Responding to this letter on December 8, 1993, Mr. Monahan informed Judge Hunter that the ACJC had already provided him with all of the information received in the preliminary investigation. He noted that the Committee did not provide Judge Hunter with "copies of internal memoranda or working documents, correspondence to the complainant or to others to obtain information." Mr. Monahan acknowledged that the Committee did not previously have the Krueger letter and indicated that he would place it in the Committee's file.
Mr. Monahan's letter also stated that "the Committee is disturbed by the confrontational tone of your letter of December 3, especially in view of Rule 1:18 and the duty of cooperation set forth in Rule 2:15-7. The letter was not responsive to the Committee's request for your comments, as conveyed by my letter of September 29, 1993, and the Committee would appreciate your response."
Rather than provide an explanation of his conduct as again requested by Mr. Monahan, Judge Hunter on December 16, 1993 responded that he was entitled to discovery and indicated that if the Committee acted without providing him with discovery, it would constitute a violation of his federal and state constitutional rights and a violation of 42 U.S.C. § 1983.
On January 14, 1994 counsel for the Committee wrote to Judge Hunter again advising him that he had already received everything in the Committee's file. The letter also indicated that the ACJC sought Judge Hunter's comments as part of its preliminary investigation and that he could appear before the Committee to present an informal statement on February 9, 1994 if he wished to do so. The letter asked Judge Hunter to submit his written comments and to inform the Committee whether he would appear by February 4, 1994.
Judge Hunter responded on January 31, 1994 that "the Committee's refusal to honor my demand for discovery is highly prejudicial and prohibits my written comments and appearance." Judge Hunter then stated that "Mr. Sammarco's complaint is completely orchestrated and groundless." He concluded with the following statement:
I have a clear, distinct and personal appreciation of that now-popularized phrase "high-tech lynching," which was coined by United States Supreme Court Justice Clarence Thomas during his Senate confirmation hearing.
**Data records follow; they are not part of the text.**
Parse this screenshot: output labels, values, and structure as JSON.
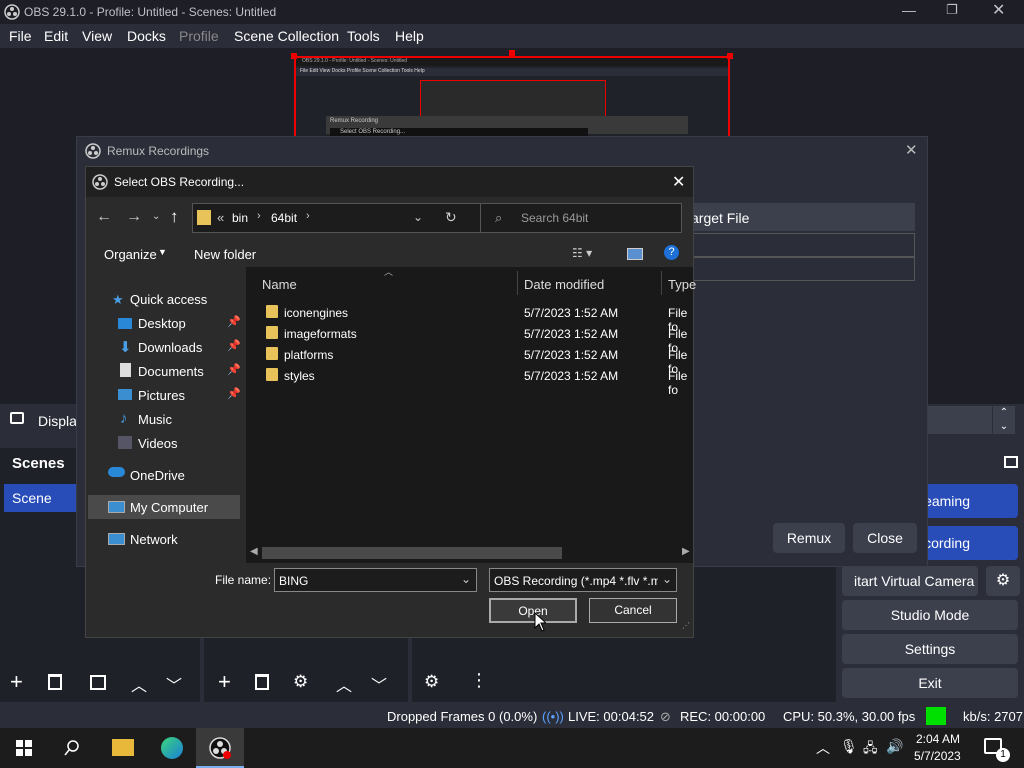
{
  "app": {
    "title": "OBS 29.1.0 - Profile: Untitled - Scenes: Untitled",
    "menu": [
      "File",
      "Edit",
      "View",
      "Docks",
      "Profile",
      "Scene Collection",
      "Tools",
      "Help"
    ]
  },
  "preview_thumb": {
    "title": "OBS 29.1.0 - Profile: Untitled - Scenes: Untitled",
    "menu": [
      "File",
      "Edit",
      "View",
      "Docks",
      "Profile",
      "Scene Collection",
      "Tools",
      "Help"
    ],
    "remux_title": "Remux Recording",
    "select_title": "Select OBS Recording..."
  },
  "docks": {
    "display_label": "Display",
    "scenes_title": "Scenes",
    "scene_item": "Scene",
    "controls": {
      "streaming": "reaming",
      "recording": "ecording",
      "virtual_cam": "itart Virtual Camera",
      "studio": "Studio Mode",
      "settings": "Settings",
      "exit": "Exit"
    }
  },
  "remux": {
    "title": "Remux Recordings",
    "target_col": "arget File",
    "remux_btn": "Remux",
    "close_btn": "Close"
  },
  "dialog": {
    "title": "Select OBS Recording...",
    "path": [
      "bin",
      "64bit"
    ],
    "search_placeholder": "Search 64bit",
    "organize": "Organize",
    "new_folder": "New folder",
    "nav": [
      "Quick access",
      "Desktop",
      "Downloads",
      "Documents",
      "Pictures",
      "Music",
      "Videos",
      "OneDrive",
      "My Computer",
      "Network"
    ],
    "columns": {
      "name": "Name",
      "date": "Date modified",
      "type": "Type"
    },
    "files": [
      {
        "name": "iconengines",
        "date": "5/7/2023 1:52 AM",
        "type": "File fo"
      },
      {
        "name": "imageformats",
        "date": "5/7/2023 1:52 AM",
        "type": "File fo"
      },
      {
        "name": "platforms",
        "date": "5/7/2023 1:52 AM",
        "type": "File fo"
      },
      {
        "name": "styles",
        "date": "5/7/2023 1:52 AM",
        "type": "File fo"
      }
    ],
    "file_name_label": "File name:",
    "file_name_value": "BING",
    "filter": "OBS Recording (*.mp4 *.flv *.m",
    "open": "Open",
    "cancel": "Cancel"
  },
  "status": {
    "dropped": "Dropped Frames 0 (0.0%)",
    "live": "LIVE: 00:04:52",
    "rec": "REC: 00:00:00",
    "cpu": "CPU: 50.3%, 30.00 fps",
    "kbs": "kb/s: 2707",
    "indicator_color": "#00e000"
  },
  "taskbar": {
    "time": "2:04 AM",
    "date": "5/7/2023",
    "notif_count": "1"
  }
}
Law and justice in the United States have come a long way since the time when the ideology of white supremacists was manifested through the likes of the Ku Klux Klan, which brutalized and lynched Afro-Americans. However, the question is now raised, "Just how far?" Specifically, fundamental fairness and justice is subverted when these basic virtues are submerged in an intellectual debate over rule interpretations and a rush to judgment.
The receipt of discovery prior to submitting my written comments and/or appearance would have been most revealing for all parties. I contend that discovery will disclose concealed motives, hidden agendas and personal racial bias, culminating in an abuse of high professional authority and disparate treatment. I further contend that false impressions have been made to the Committee so as to make it the legitimate vehicle to discredit me and to disenfranchise my stature.